What makes it really fast is a small Rust program called refix that post-processes your build outputs (if you don't want to compile from source, here's a static Linux binary.) Both the program and this document are written for the context of C/C++ source code compiled to native binaries. But this can work with other languages and binary formats, too, and it should be easy to support them in refix. (In fact, it mostly supports them already... you'll see.)

This "one weird trick" isn't already popular, not because the solution is hard, nor because the problem isn't painful. Rather, it's not already popular because people widely consider it impossible for builds to be both debuggable and reproducible, and standardize on workarounds instead. Since "established practices" are sticky, and especially so in the darker corners like build systems¹, we'll need to discuss not only how to solve the problem, but also why solve it at all.

The curious case of the disappearing source files

Why are people so willing to give up their birthright - the effortless access to the source code of a debugged program? I mean, build a "Hello, world" cmake project, and everything just works: gdb finds your source code, assert prints a path you can just open in an editor, etc. "Source path" isn't even a thing.

Later on, the system grows, and the build slows down. So someone implements build artifact caching, in one of several ways:

A general-purpose distributed build cache, like Bazel's
Something for caching specific kinds of artifacts, like ccache
An entirely home-grown system - like running the build of user X in a build directory left previously by user Y at the build server's local disk (and hoping that their source code is similar enough, so most object files needn't be rebuilt²)
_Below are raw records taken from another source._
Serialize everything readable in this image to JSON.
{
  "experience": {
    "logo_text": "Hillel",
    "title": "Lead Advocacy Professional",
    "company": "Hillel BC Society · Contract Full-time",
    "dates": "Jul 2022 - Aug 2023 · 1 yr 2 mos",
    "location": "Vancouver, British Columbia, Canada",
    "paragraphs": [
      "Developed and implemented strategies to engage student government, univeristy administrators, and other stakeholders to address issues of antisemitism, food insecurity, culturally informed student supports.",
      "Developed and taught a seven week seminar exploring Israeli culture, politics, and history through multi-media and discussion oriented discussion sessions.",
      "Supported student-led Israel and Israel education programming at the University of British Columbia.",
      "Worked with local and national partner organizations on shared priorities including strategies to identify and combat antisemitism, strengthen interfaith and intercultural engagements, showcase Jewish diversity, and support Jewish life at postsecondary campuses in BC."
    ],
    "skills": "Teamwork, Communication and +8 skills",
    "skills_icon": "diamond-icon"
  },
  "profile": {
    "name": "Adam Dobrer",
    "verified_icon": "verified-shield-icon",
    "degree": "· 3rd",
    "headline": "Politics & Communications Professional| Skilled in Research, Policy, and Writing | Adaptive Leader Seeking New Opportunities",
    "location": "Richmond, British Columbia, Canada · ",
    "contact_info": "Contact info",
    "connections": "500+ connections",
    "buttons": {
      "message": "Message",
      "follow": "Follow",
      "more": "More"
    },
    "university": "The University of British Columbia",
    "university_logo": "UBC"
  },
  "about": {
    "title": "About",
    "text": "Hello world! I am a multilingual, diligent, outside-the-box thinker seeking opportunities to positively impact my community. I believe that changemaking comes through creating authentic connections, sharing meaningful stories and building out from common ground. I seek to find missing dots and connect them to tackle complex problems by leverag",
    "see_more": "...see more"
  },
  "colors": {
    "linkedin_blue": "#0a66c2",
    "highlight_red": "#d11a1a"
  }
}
In any case, now that you need caching, you also need reproducible builds. Otherwise, you'd cache object files built by different users, and you'd get different file paths and other stuff depending on which user built each object file. And we can all agree that build caches are important, and pretty much force you to put relative paths into debug information and the value of __FILE__ (and some meaningless garbage into __TIME__, etc.)

But we can also agree that the final binaries which users actually run should have full source paths, right? I mean, I know there are workarounds for finding the source files. We'll talk about them later; I'd say they don't really work. Of course, the workarounds would be tolerable if they were inevitable. But they aren't.

Why not fix the binary coming out of the build cache, so it points to the absolute path of the source files? (The build system made an effort to detach the binary from the full source path, so that it can be cached. But now that the binary has left the cache, we should "refix" it back to the source path of the version where it belongs.)

We'll look at 3 ways of refixing the binary to the source path - a thesis, an anti-thesis and a synthesis, as it were.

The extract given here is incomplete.